Le ministre de la Technologie de l’information, de la Communication et de l’Innovation, Avinash Ramtohul, a déclaré qu’à première vue, il s’agit d’un projet de loi portant sur la circulation routière. « Mais lorsque nous examinons de plus près ce qui est présenté devant l’Assemblée, nous constatons que ce projet de loi repose sur la manière dont l’État répond à une société en pleine évolution. Il est question de sécurité et de responsabilité. Il s’agit de veiller que notre législation évolue au même rythme que les nouveaux comportements et les nouveaux risques sur nos routes », dit-il.
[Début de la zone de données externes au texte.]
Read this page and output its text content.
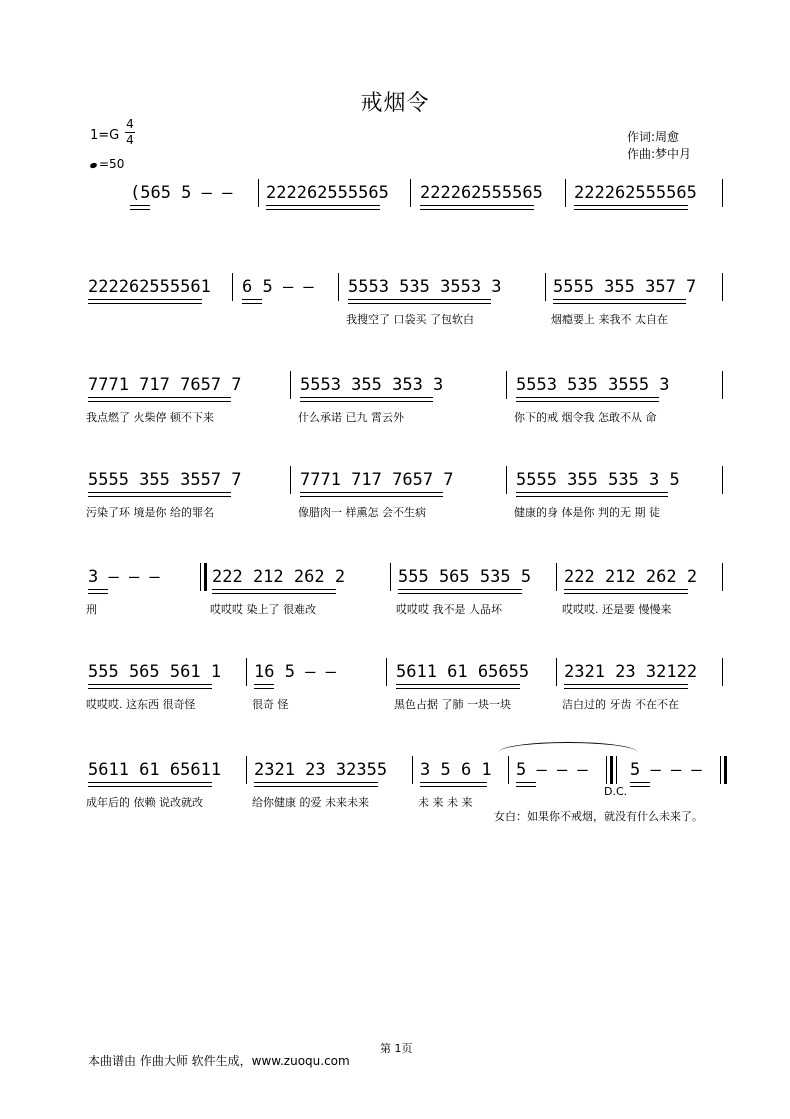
戒烟令
1=G
4
4
=50
作词:周愈
作曲:梦中月
(565 5 — —	222262555565	222262555565	222262555565
222262555561	6 5 — —	5553 535 3553 3
我搜空了 口袋买 了包软白
5555 355 357 7
烟瘾要上 来我不 太自在
7771 717 7657 7
我点燃了 火柴停 顿不下来
5553 355 353 3
什么承诺 已九 霄云外
5553 535 3555 3
你下的戒 烟令我 怎敢不从 命
5555 355 3557 7
污染了环 境是你 给的罪名
7771 717 7657 7
像腊肉一 样熏怎 会不生病
5555 355 535 3 5
健康的身 体是你 判的无 期 徒
3 — — —
刑
222 212 262 2
哎哎哎 染上了 很难改
555 565 535 5
哎哎哎 我不是 人品坏
222 212 262 2
哎哎哎. 还是要 慢慢来
555 565 561 1
哎哎哎. 这东西 很奇怪
16 5 — —
很奇 怪
5611 61 65655
黑色占据 了肺 一块一块
2321 23 32122
洁白过的 牙齿 不在不在
5611 61 65611
成年后的 依赖 说改就改
2321 23 32355
给你健康 的爱 未来未来
3 5 6 1
未 来 未 来
5 — — —	5 — — —
D.C.
女白：如果你不戒烟，就没有什么未来了。
第 1页
本曲谱由 作曲大师 软件生成，www.zuoqu.com
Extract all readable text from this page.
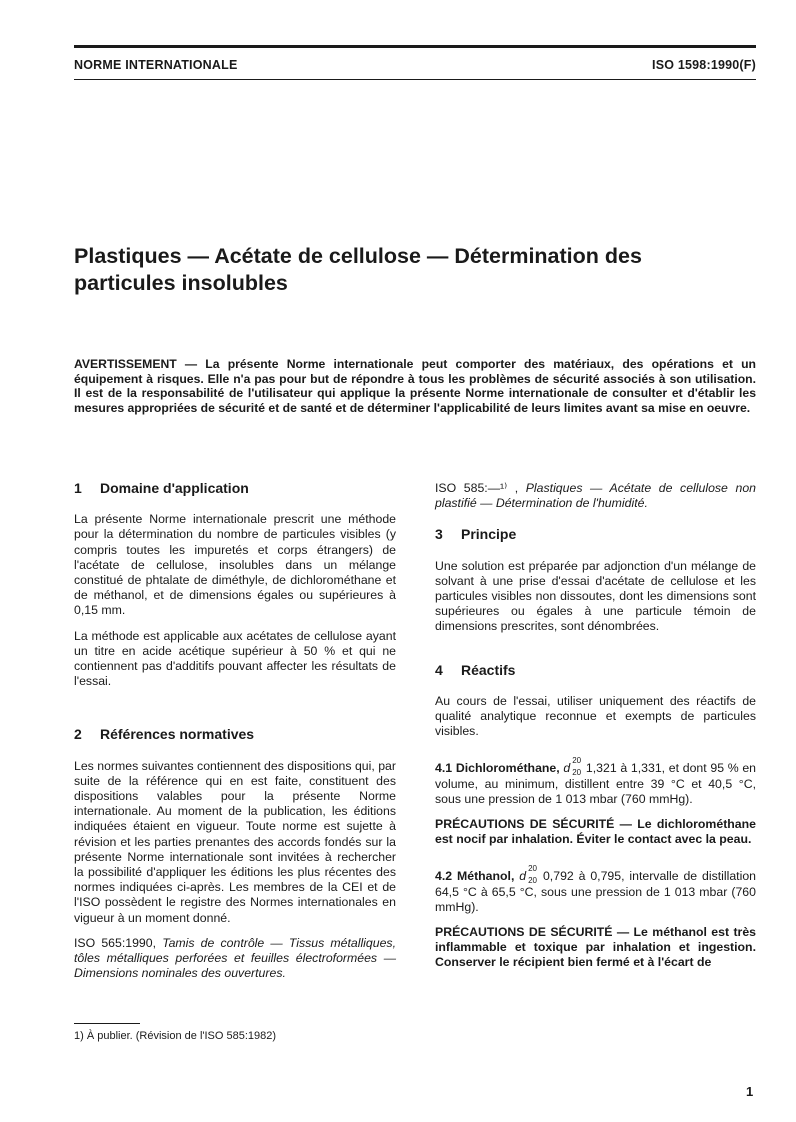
NORME INTERNATIONALE	ISO 1598:1990(F)
Plastiques — Acétate de cellulose — Détermination des
particules insolubles
AVERTISSEMENT — La présente Norme internationale peut comporter des matériaux, des opérations et un équipement à risques. Elle n'a pas pour but de répondre à tous les problèmes de sécurité associés à son utilisation. Il est de la responsabilité de l'utilisateur qui applique la présente Norme internationale de consulter et d'établir les mesures appropriées de sécurité et de santé et de déterminer l'applicabilité de leurs limites avant sa mise en oeuvre.
1 Domaine d'application

La présente Norme internationale prescrit une méthode pour la détermination du nombre de particules visibles (y compris toutes les impuretés et corps étrangers) de l'acétate de cellulose, insolubles dans un mélange constitué de phtalate de diméthyle, de dichlorométhane et de méthanol, et de dimensions égales ou supérieures à 0,15 mm.

La méthode est applicable aux acétates de cellulose ayant un titre en acide acétique supérieur à 50 % et qui ne contiennent pas d'additifs pouvant affecter les résultats de l'essai.

2 Références normatives

Les normes suivantes contiennent des dispositions qui, par suite de la référence qui en est faite, constituent des dispositions valables pour la présente Norme internationale. Au moment de la publication, les éditions indiquées étaient en vigueur. Toute norme est sujette à révision et les parties prenantes des accords fondés sur la présente Norme internationale sont invitées à rechercher la possibilité d'appliquer les éditions les plus récentes des normes indiquées ci-après. Les membres de la CEI et de l'ISO possèdent le registre des Normes internationales en vigueur à un moment donné.

ISO 565:1990, Tamis de contrôle — Tissus métalliques, tôles métalliques perforées et feuilles électroformées — Dimensions nominales des ouvertures.

ISO 585:—¹⁾ , Plastiques — Acétate de cellulose non plastifié — Détermination de l'humidité.

3 Principe

Une solution est préparée par adjonction d'un mélange de solvant à une prise d'essai d'acétate de cellulose et les particules visibles non dissoutes, dont les dimensions sont supérieures ou égales à une particule témoin de dimensions prescrites, sont dénombrées.

4 Réactifs

Au cours de l'essai, utiliser uniquement des réactifs de qualité analytique reconnue et exempts de particules visibles.

4.1 Dichlorométhane, d
20
20 1,321 à 1,331, et dont 95 % en volume, au minimum, distillent entre 39 °C et 40,5 °C, sous une pression de 1 013 mbar (760 mmHg).

PRÉCAUTIONS DE SÉCURITÉ — Le dichlorométhane est nocif par inhalation. Éviter le contact avec la peau.

4.2 Méthanol, d
20
20 0,792 à 0,795, intervalle de distillation 64,5 °C à 65,5 °C, sous une pression de 1 013 mbar (760 mmHg).

PRÉCAUTIONS DE SÉCURITÉ — Le méthanol est très inflammable et toxique par inhalation et ingestion. Conserver le récipient bien fermé et à l'écart de

1) À publier. (Révision de l'ISO 585:1982)
1
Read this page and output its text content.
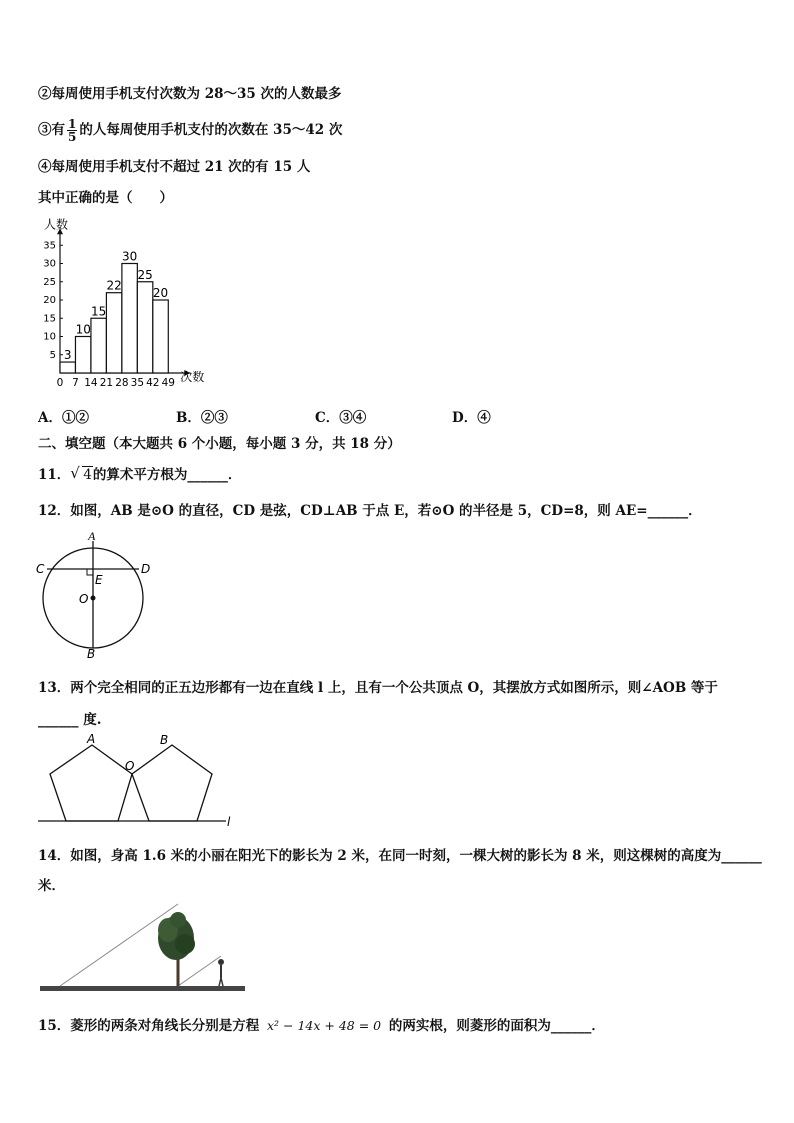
②每周使用手机支付次数为 28～35 次的人数最多
③有 $\frac{1}{5}$ 的人每周使用手机支付的次数在 35～42 次
④每周使用手机支付不超过 21 次的有 15 人
其中正确的是（　　）
人数
次数
5
10
15
20
25
30
35
0 7 14 21 28 35 42 49
3
10
15
22
30
25
20
A．①②	B．②③	C．③④	D．④
二、填空题（本大题共 6 个小题，每小题 3 分，共 18 分）
11． √ 4的算术平方根为______．
12．如图，AB 是⊙O 的直径，CD 是弦，CD⊥AB 于点 E，若⊙O 的半径是 5，CD=8，则 AE=______．
A
B
C	D
E
O
13．两个完全相同的正五边形都有一边在直线 l 上，且有一个公共顶点 O，其摆放方式如图所示，则∠AOB 等于
______ 度.
A	B
O
l
14．如图，身高 1.6 米的小丽在阳光下的影长为 2 米，在同一时刻，一棵大树的影长为 8 米，则这棵树的高度为______
米．
15．菱形的两条对角线长分别是方程 x² − 14x + 48 = 0 的两实根，则菱形的面积为______．
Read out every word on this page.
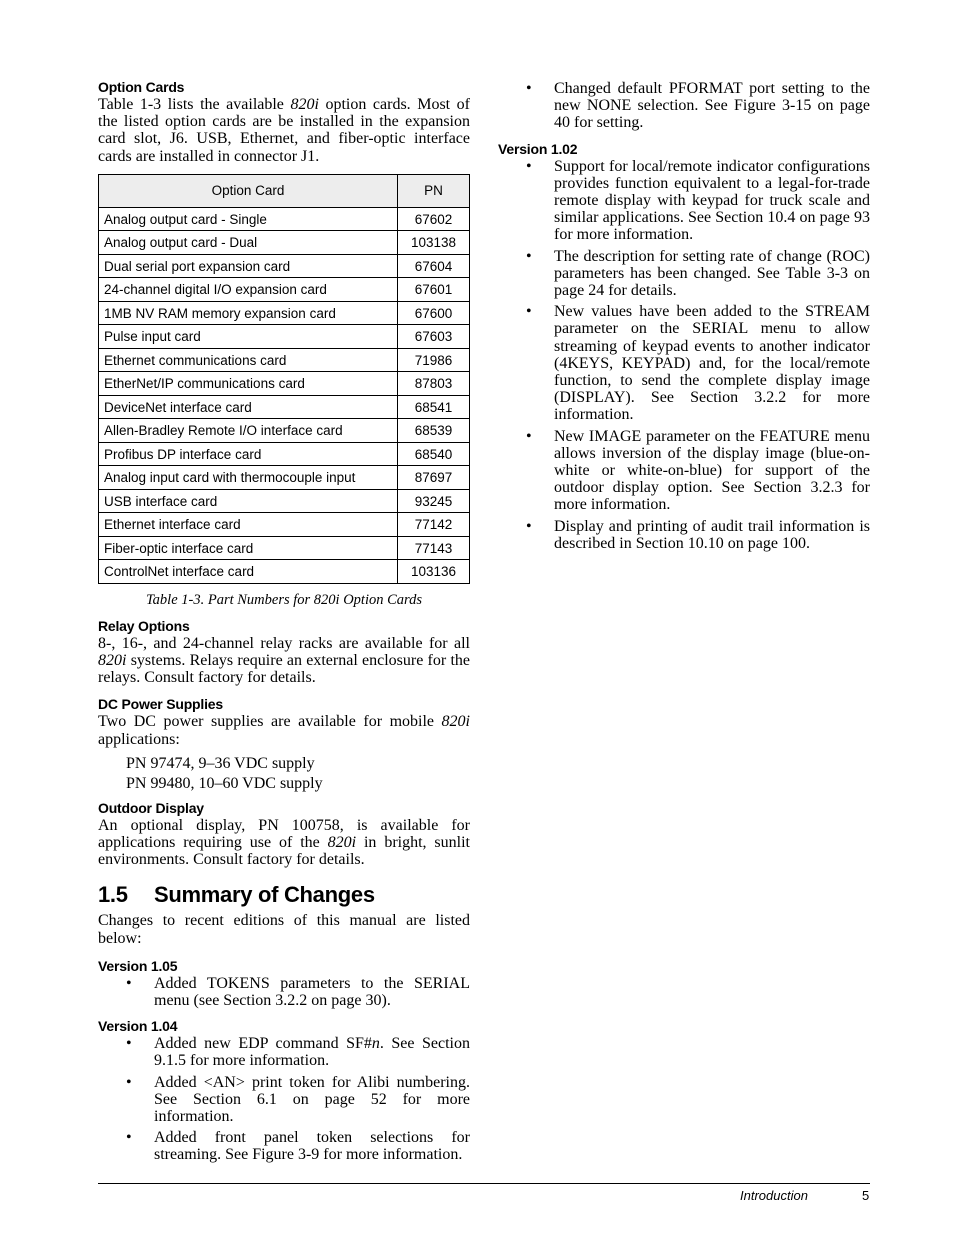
Option Cards

Table 1-3 lists the available 820i option cards. Most of the listed option cards are be installed in the expansion card slot, J6. USB, Ethernet, and fiber-optic interface cards are installed in connector J1.

Option Card	PN
Analog output card - Single	67602
Analog output card - Dual	103138
Dual serial port expansion card	67604
24-channel digital I/O expansion card	67601
1MB NV RAM memory expansion card	67600
Pulse input card	67603
Ethernet communications card	71986
EtherNet/IP communications card	87803
DeviceNet interface card	68541
Allen-Bradley Remote I/O interface card	68539
Profibus DP interface card	68540
Analog input card with thermocouple input	87697
USB interface card	93245
Ethernet interface card	77142
Fiber-optic interface card	77143
ControlNet interface card	103136

Table 1-3. Part Numbers for 820i Option Cards

Relay Options

8-, 16-, and 24-channel relay racks are available for all 820i systems. Relays require an external enclosure for the relays. Consult factory for details.

DC Power Supplies

Two DC power supplies are available for mobile 820i applications:

PN 97474, 9–36 VDC supply

PN 99480, 10–60 VDC supply

Outdoor Display

An optional display, PN 100758, is available for applications requiring use of the 820i in bright, sunlit environments. Consult factory for details.

1.5	Summary of Changes

Changes to recent editions of this manual are listed below:

Version 1.05

• Added TOKENS parameters to the SERIAL menu (see Section 3.2.2 on page 30).

Version 1.04

• Added new EDP command SF#n. See Section 9.1.5 for more information.
• Added <AN> print token for Alibi numbering. See Section 6.1 on page 52 for more information.
• Added front panel token selections for streaming. See Figure 3-9 for more information.
• Changed default PFORMAT port setting to the new NONE selection. See Figure 3-15 on page 40 for setting.

Version 1.02

• Support for local/remote indicator configurations provides function equivalent to a legal-for-trade remote display with keypad for truck scale and similar applications. See Section 10.4 on page 93 for more information.
• The description for setting rate of change (ROC) parameters has been changed. See Table 3-3 on page 24 for details.
• New values have been added to the STREAM parameter on the SERIAL menu to allow streaming of keypad events to another indicator (4KEYS, KEYPAD) and, for the local/remote function, to send the complete display image (DISPLAY). See Section 3.2.2 for more information.
• New IMAGE parameter on the FEATURE menu allows inversion of the display image (blue-on-white or white-on-blue) for support of the outdoor display option. See Section 3.2.3 for more information.
• Display and printing of audit trail information is described in Section 10.10 on page 100.
Introduction	5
Il a ajouté que, du point de vue de son ministère, il est également important de veiller que les lois suivent l’évolution technologique et les attentes légitimes de la population, qui travaille, communique et effectue de plus en plus de transactions par voie numérique.
Pour lui, le principal objectif de ce projet de loi est de renforcer le cadre juridique concernant la conduite sous l’influence de l’alcool, de drogues ou d’autres substances intoxicantes, notamment à travers des dispositions prévoyant la saisie des véhicules et une éventuelle suspension ou interdiction de conduire.
« Je me souviens que le Premier ministre avait été très ferme dans sa déclaration concernant ce paragraphe, car il y a eu trop d’abus de ce type de dispositif par des personnes qui ont fait preuve d’une grande négligence sur nos routes. Cela a entraîné des mères en pleurs et brisé des familles. Nous avons vu tellement de drames causés par la négligence et la conduite irresponsable. Tout cela parce que certains savent que la loi n’est pas suffisamment sévère. C’est pourquoi cet amendement était nécessaire », estime-t-il.
Le projet de loi crée également l’infraction de Road Rage, introduit une infraction consistant à causer la mort en conduisant sans le permis ou l’autorisation appropriée et prévoit des sanctions plus sévères pour plusieurs infractions graves de fraude.
« Derrière chaque décès sur les routes, il n’y a pas seulement une statistique. Il y a une famille qui reçoit un appel téléphonique que personne ne devrait jamais avoir à recevoir. Lorsque le gouvernement renforce la législation contre les comportements dangereux sur nos routes, il ne s’agit pas simplement d’augmenter les chiffres. Il s’agit d’affirmer la valeur que nous accordons à la vie humaine », fait-il comprendre, affirmant que « ce projet de loi renforce ainsi les sanctions applicables aux infractions graves, tout en créant une infraction spécifique de road rage. »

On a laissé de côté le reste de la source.